Ceric hydroxide, Ce(OH)₄, is obtained as a gelatinous yellow precipitate on the addition of alkali to a solution of a ceric salt, or by the oxidation of cerous hydroxide. The freshly prepared precipitate dissolves in nitric acid with a reddish colour; hydrochloric acid reduces it, with evolution of chlorine, and formation of cerous chloride, whilst sulphuric acid dissolves it with partial reduction, oxygen being evolved. If a solution of a ceric compound be dialysed for some days, a clear neutral solution is obtained, which contains the hydroxide in the colloidal condition; by evaporation of the solution, a gummy mass is obtained, which dissolves again in water to a clear solution. Electrolytes rapidly cause coagulation.

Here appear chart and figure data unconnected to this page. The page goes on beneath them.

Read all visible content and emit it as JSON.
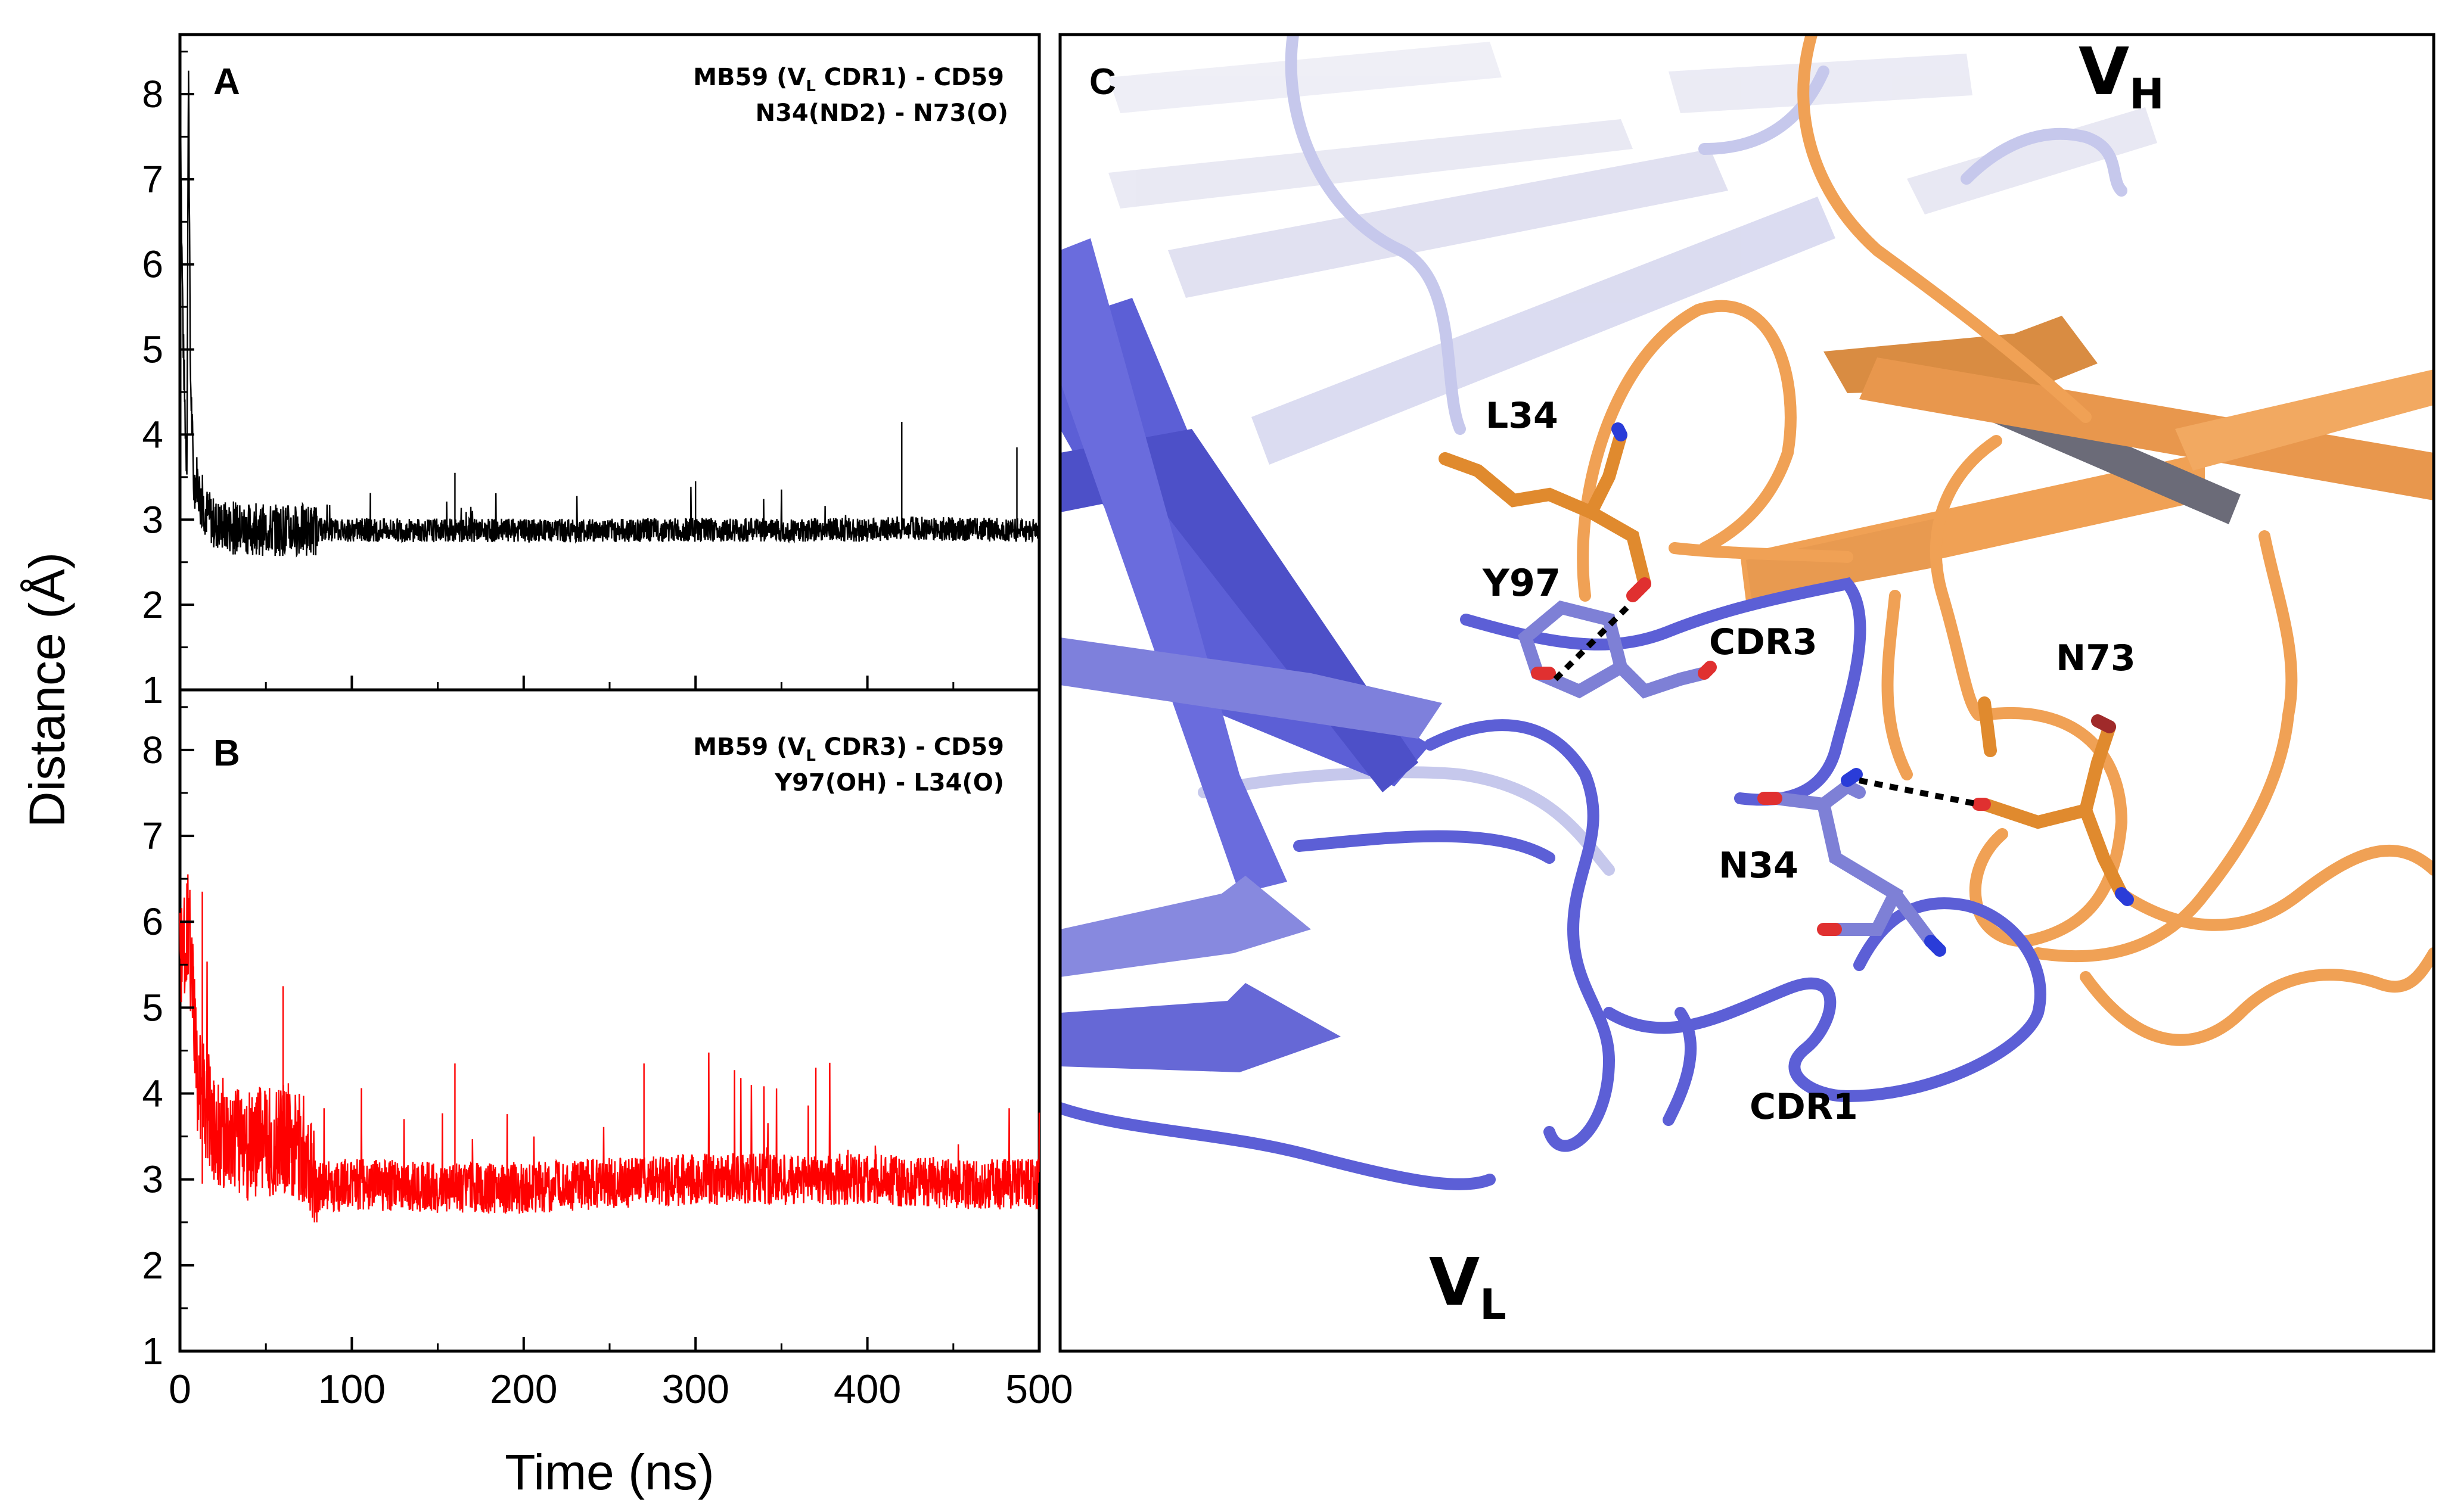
{
  "chart_data": [
    {
      "type": "line",
      "panel": "A",
      "annotation_line1_pre": "MB59 (V",
      "annotation_line1_sub": "L",
      "annotation_line1_post": " CDR1)   -    CD59",
      "annotation_line2": "N34(ND2)  -  N73(O)",
      "xlim": [
        0,
        500
      ],
      "ylim": [
        1,
        8.7
      ],
      "color": "#000000",
      "baseline": 2.85,
      "noise_amplitude": 0.14,
      "spike_max": 3.4,
      "x": [
        0,
        1,
        2,
        3,
        4,
        5,
        6,
        8,
        10,
        12,
        15,
        20,
        30,
        50,
        100,
        200,
        300,
        400,
        420,
        480,
        500
      ],
      "y": [
        8.6,
        6.3,
        5.0,
        4.2,
        3.6,
        8.5,
        4.8,
        3.4,
        3.5,
        3.2,
        3.1,
        2.95,
        2.9,
        2.88,
        2.88,
        2.87,
        2.88,
        2.88,
        2.9,
        2.88,
        2.87
      ],
      "spikes": [
        {
          "x": 160,
          "y": 3.55
        },
        {
          "x": 420,
          "y": 4.15
        },
        {
          "x": 487,
          "y": 3.85
        },
        {
          "x": 300,
          "y": 3.45
        }
      ]
    },
    {
      "type": "line",
      "panel": "B",
      "annotation_line1_pre": "MB59 (V",
      "annotation_line1_sub": "L",
      "annotation_line1_post": " CDR3)   -    CD59",
      "annotation_line2": "Y97(OH)   - L34(O)",
      "xlim": [
        0,
        500
      ],
      "ylim": [
        1,
        8.7
      ],
      "color": "#ff0000",
      "baseline": 2.95,
      "noise_amplitude": 0.3,
      "spike_max": 4.2,
      "x": [
        0,
        5,
        10,
        20,
        40,
        60,
        75,
        80,
        100,
        150,
        200,
        250,
        300,
        350,
        400,
        450,
        500
      ],
      "y": [
        5.5,
        6.0,
        4.2,
        3.6,
        3.4,
        3.5,
        3.3,
        2.9,
        2.95,
        2.9,
        2.9,
        2.95,
        3.0,
        3.0,
        3.0,
        2.95,
        2.95
      ],
      "spikes": [
        {
          "x": 13,
          "y": 6.35
        },
        {
          "x": 60,
          "y": 5.25
        },
        {
          "x": 160,
          "y": 4.35
        },
        {
          "x": 270,
          "y": 4.35
        },
        {
          "x": 370,
          "y": 4.3
        }
      ]
    }
  ],
  "axes": {
    "ylabel": "Distance (Å)",
    "xlabel": "Time (ns)",
    "y_ticks": [
      "1",
      "2",
      "3",
      "4",
      "5",
      "6",
      "7",
      "8"
    ],
    "x_ticks": [
      "0",
      "100",
      "200",
      "300",
      "400",
      "500"
    ]
  },
  "structure_panel": {
    "panel": "C",
    "labels": {
      "vh": "V",
      "vh_sub": "H",
      "vl": "V",
      "vl_sub": "L",
      "l34": "L34",
      "y97": "Y97",
      "cdr3": "CDR3",
      "n73": "N73",
      "n34": "N34",
      "cdr1": "CDR1"
    },
    "colors": {
      "vl_chain": "#5c5fd6",
      "vl_light": "#b9bbe9",
      "vh_chain": "#f0a155",
      "vh_dark": "#c97f38",
      "oxygen": "#e03030",
      "nitrogen": "#2a3cd8",
      "vh_loop": "#c9cbee"
    }
  }
}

Cerium dioxide, CeO₂, is obtained by the ignition of any salt of cerium with a volatile acid, or by burning the element in oxygen; the latter reaction produces a very intense and blinding light, on account of which cerium compounds are often suggested for use in flashlight powders (see [p. 319]). The pure oxide should be almost white, or at most a very faint yellow, but the exact shade and appearance vary according to the method and temperature employed in preparation, doubtless by reason of the possibility of different degrees of polymerisation.[210] The oxide can act as an oxygen carrier towards other substances, notably towards other oxides of the rare earth group,[211] but the phenomena have not been fully elucidated. In virtue of this property, the dioxide has been proposed as a substitute for platinised asbestos in Dennstedt’s method for the combustion of organic bodies.[212]

[210] See in this connection Wyrouboff and Verneuil, Compt. rend. 1898, 127, 863; ibid. 1899, 128, 501; and in La chimie des terres rares, ‘Conférences de la Société chimique de Paris,’ Paris, 1903.

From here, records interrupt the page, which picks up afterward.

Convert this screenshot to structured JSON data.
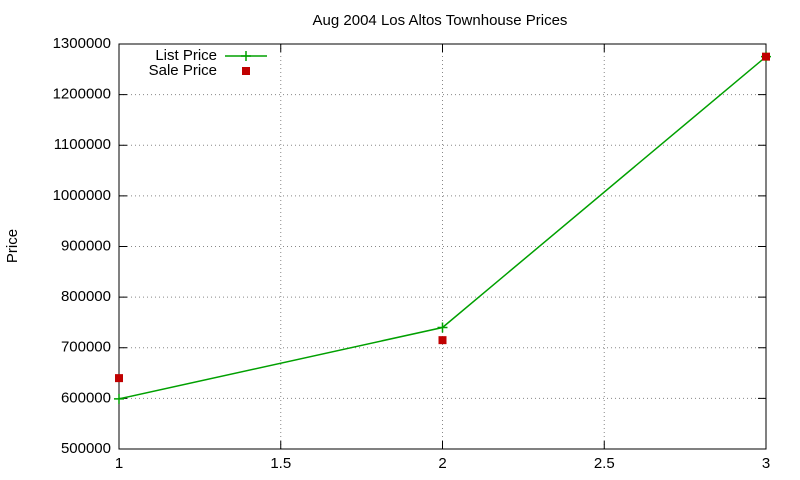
{
  "chart_data": {
    "type": "line",
    "title": "Aug 2004 Los Altos Townhouse Prices",
    "ylabel": "Price",
    "x": [
      1,
      2,
      3
    ],
    "series": [
      {
        "name": "List Price",
        "color": "#00a000",
        "style": "linespoints",
        "values": [
          599000,
          740000,
          1275000
        ]
      },
      {
        "name": "Sale Price",
        "color": "#c00000",
        "style": "points",
        "values": [
          640000,
          715000,
          1275000
        ]
      }
    ],
    "xlim": [
      1,
      3
    ],
    "xticks": [
      1,
      1.5,
      2,
      2.5,
      3
    ],
    "ylim": [
      500000,
      1300000
    ],
    "yticks": [
      500000,
      600000,
      700000,
      800000,
      900000,
      1000000,
      1100000,
      1200000,
      1300000
    ],
    "grid": true,
    "legend": "top-left"
  }
}
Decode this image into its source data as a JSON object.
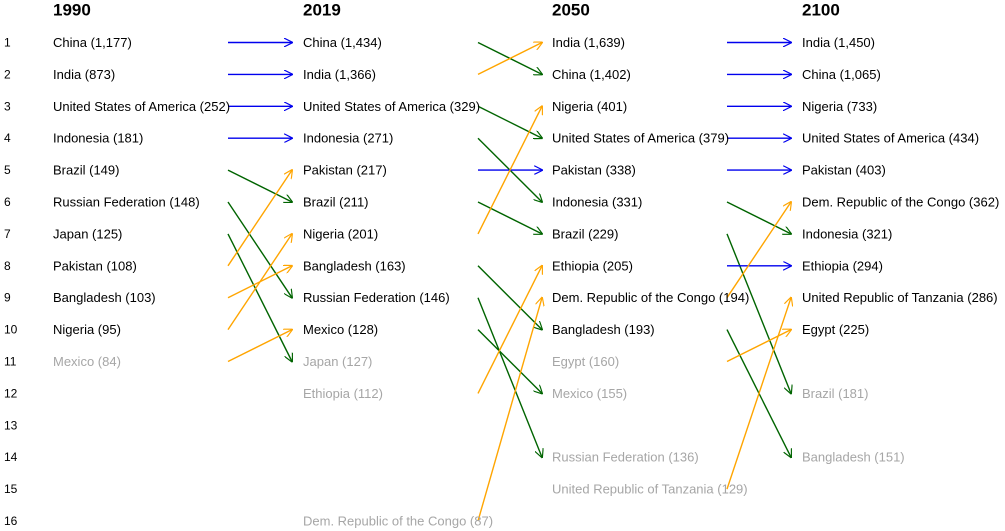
{
  "chart_data": {
    "type": "bump",
    "years": [
      "1990",
      "2019",
      "2050",
      "2100"
    ],
    "ranks": [
      "1",
      "2",
      "3",
      "4",
      "5",
      "6",
      "7",
      "8",
      "9",
      "10",
      "11",
      "12",
      "13",
      "14",
      "15",
      "16"
    ],
    "top_n_dark": 10,
    "colors": {
      "same_rank": "#0000ee",
      "rank_up": "#ffa500",
      "rank_down": "#006400",
      "in_top": "#000000",
      "out_of_top": "#a6a6a6",
      "rank_numbers": "#000000"
    },
    "columns": [
      {
        "year": "1990",
        "entries": [
          {
            "rank": 1,
            "label": "China (1,177)"
          },
          {
            "rank": 2,
            "label": "India (873)"
          },
          {
            "rank": 3,
            "label": "United States of America (252)"
          },
          {
            "rank": 4,
            "label": "Indonesia (181)"
          },
          {
            "rank": 5,
            "label": "Brazil (149)"
          },
          {
            "rank": 6,
            "label": "Russian Federation (148)"
          },
          {
            "rank": 7,
            "label": "Japan (125)"
          },
          {
            "rank": 8,
            "label": "Pakistan (108)"
          },
          {
            "rank": 9,
            "label": "Bangladesh (103)"
          },
          {
            "rank": 10,
            "label": "Nigeria (95)"
          },
          {
            "rank": 11,
            "label": "Mexico (84)"
          }
        ]
      },
      {
        "year": "2019",
        "entries": [
          {
            "rank": 1,
            "label": "China (1,434)"
          },
          {
            "rank": 2,
            "label": "India (1,366)"
          },
          {
            "rank": 3,
            "label": "United States of America (329)"
          },
          {
            "rank": 4,
            "label": "Indonesia (271)"
          },
          {
            "rank": 5,
            "label": "Pakistan (217)"
          },
          {
            "rank": 6,
            "label": "Brazil (211)"
          },
          {
            "rank": 7,
            "label": "Nigeria (201)"
          },
          {
            "rank": 8,
            "label": "Bangladesh (163)"
          },
          {
            "rank": 9,
            "label": "Russian Federation (146)"
          },
          {
            "rank": 10,
            "label": "Mexico (128)"
          },
          {
            "rank": 11,
            "label": "Japan (127)"
          },
          {
            "rank": 12,
            "label": "Ethiopia (112)"
          },
          {
            "rank": 16,
            "label": "Dem. Republic of the Congo (87)"
          }
        ]
      },
      {
        "year": "2050",
        "entries": [
          {
            "rank": 1,
            "label": "India (1,639)"
          },
          {
            "rank": 2,
            "label": "China (1,402)"
          },
          {
            "rank": 3,
            "label": "Nigeria (401)"
          },
          {
            "rank": 4,
            "label": "United States of America (379)"
          },
          {
            "rank": 5,
            "label": "Pakistan (338)"
          },
          {
            "rank": 6,
            "label": "Indonesia (331)"
          },
          {
            "rank": 7,
            "label": "Brazil (229)"
          },
          {
            "rank": 8,
            "label": "Ethiopia (205)"
          },
          {
            "rank": 9,
            "label": "Dem. Republic of the Congo (194)"
          },
          {
            "rank": 10,
            "label": "Bangladesh (193)"
          },
          {
            "rank": 11,
            "label": "Egypt (160)"
          },
          {
            "rank": 12,
            "label": "Mexico (155)"
          },
          {
            "rank": 14,
            "label": "Russian Federation (136)"
          },
          {
            "rank": 15,
            "label": "United Republic of Tanzania (129)"
          }
        ]
      },
      {
        "year": "2100",
        "entries": [
          {
            "rank": 1,
            "label": "India (1,450)"
          },
          {
            "rank": 2,
            "label": "China (1,065)"
          },
          {
            "rank": 3,
            "label": "Nigeria (733)"
          },
          {
            "rank": 4,
            "label": "United States of America (434)"
          },
          {
            "rank": 5,
            "label": "Pakistan (403)"
          },
          {
            "rank": 6,
            "label": "Dem. Republic of the Congo (362)"
          },
          {
            "rank": 7,
            "label": "Indonesia (321)"
          },
          {
            "rank": 8,
            "label": "Ethiopia (294)"
          },
          {
            "rank": 9,
            "label": "United Republic of Tanzania (286)"
          },
          {
            "rank": 10,
            "label": "Egypt (225)"
          },
          {
            "rank": 12,
            "label": "Brazil (181)"
          },
          {
            "rank": 14,
            "label": "Bangladesh (151)"
          }
        ]
      }
    ],
    "transitions": [
      [
        [
          1,
          1
        ],
        [
          2,
          2
        ],
        [
          3,
          3
        ],
        [
          4,
          4
        ],
        [
          5,
          6
        ],
        [
          6,
          9
        ],
        [
          7,
          11
        ],
        [
          8,
          5
        ],
        [
          9,
          8
        ],
        [
          10,
          7
        ],
        [
          11,
          10
        ]
      ],
      [
        [
          1,
          2
        ],
        [
          2,
          1
        ],
        [
          3,
          4
        ],
        [
          4,
          6
        ],
        [
          5,
          5
        ],
        [
          6,
          7
        ],
        [
          7,
          3
        ],
        [
          8,
          10
        ],
        [
          9,
          14
        ],
        [
          10,
          12
        ],
        [
          12,
          8
        ],
        [
          16,
          9
        ]
      ],
      [
        [
          1,
          1
        ],
        [
          2,
          2
        ],
        [
          3,
          3
        ],
        [
          4,
          4
        ],
        [
          5,
          5
        ],
        [
          6,
          7
        ],
        [
          7,
          12
        ],
        [
          8,
          8
        ],
        [
          9,
          6
        ],
        [
          10,
          14
        ],
        [
          11,
          10
        ],
        [
          15,
          9
        ]
      ]
    ]
  }
}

[211] See Meyer and Koss, Ber. 1902, 35, 3740.

[212] Bekk, Ber. 1913, 46, 2574.

The ignited oxide is soluble in nitric or hydrochloric acid only in presence of a reducing agent. Concentrated sulphuric acid converts it into ceric sulphate; fused bisulphate attacks it more readily. In the crystalline form, obtained by fusing the amorphous form with borax, or a suitable salt,[213] it is extremely resistant to acids and to alkalies.

[213] See, e.g. Sterba, Ann. Chim. Phys. 1904, [viii.], 2, 193.

By heating the dioxide in a stream of hydrogen, care being taken to exclude air, a dark blue oxide, of which the composition corresponds approximately to that required by the formula Ce₄O₇, is obtained.[214] This substance has strong reducing properties; when warmed in air, it glows, forming the dioxide, and reduces carbon dioxide when heated in a current of that gas. This intermediate oxide is said to correspond in composition to the violet hydroxide which is obtained as an intermediate product in the oxidation of cerous to ceric hydroxide, and which is said to yield the blue oxide, Ce₄O₇, when dried in vacuo.

[214] Sterba, Compt. rend. 1901, 133, 221; Meyer, Zeitsch. anorg. Chem. 1903, 37, 378.

The disulphide, CeS₂, has been obtained by Biltz[215] by prolonged heating of anhydrous cerous sulphate in a current of sulphuretted hydrogen at a dull red heat; it is a dark, yellowish-brown, crystalline solid, which on treatment with hydrochloric acid yields hydrogen persulphide.